Another bright spot in my childhood was my school. For nine years, I attended a school for refugees run by the agency which consisted of a few classrooms built from corrugated metal; it was freezing cold in winter, scorching hot in summer. I studied English and learned computer skills despite not having access to an actual computer. We did not have music or physical education, but we had teachers who cared about us and our development – giving us a strong sense of belonging that so many refugees lack.
My life changed when the agency offered my father a teaching job that came with a handsome salary of $400 a month. Because of that job, my father was able to send me to Al-Azhar University in Gaza City where I studied English. After graduation, I joined 1,800 other Palestinians in applying for the agency’s job program and was one of just 110 to be accepted.

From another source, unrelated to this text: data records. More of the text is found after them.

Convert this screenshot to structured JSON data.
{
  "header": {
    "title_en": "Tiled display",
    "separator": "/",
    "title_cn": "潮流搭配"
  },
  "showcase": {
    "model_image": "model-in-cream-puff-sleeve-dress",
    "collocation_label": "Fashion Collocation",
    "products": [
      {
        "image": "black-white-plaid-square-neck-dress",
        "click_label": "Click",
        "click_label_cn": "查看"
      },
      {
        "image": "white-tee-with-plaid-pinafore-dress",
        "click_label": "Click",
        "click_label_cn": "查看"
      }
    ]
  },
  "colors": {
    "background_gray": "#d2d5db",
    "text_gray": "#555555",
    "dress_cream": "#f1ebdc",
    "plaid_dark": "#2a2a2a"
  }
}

During the 2014 Israel military assault on Gaza, I worked for UNRWA's emergency response program, providing assistance to the injured. After the war ended, international trainers came to Gaza to lead conflict response workshops. One of those trainers took notice of my dedication and hard work recommended I apply for a graduate fellowship in the United States, offering to write a letter of recommendation on my behalf.
I received the Rotary Peace Fellowship, and now I’m living in North Carolina studying Global Studies and International Development through a joint program at the UNC-Chapel Hill and Duke University.
When I look in the mirror, I still see that same unkempt little boy from the shanty camps and cannot forget that I made it this far due to the support of UNRWA. I’m committed to carrying on the type of work I benefited from, to study new ways to support crisis victims, and when possible, to end their suffering.
If the U.S. government does not continue to fund this agency, children and women could starve; young men may lose hope and get caught in a vicious circle of violence; and a whole generation of children could grow up without a formal education. For 5 million people, UNRWA is their only hope to a better life. It certainly was for me.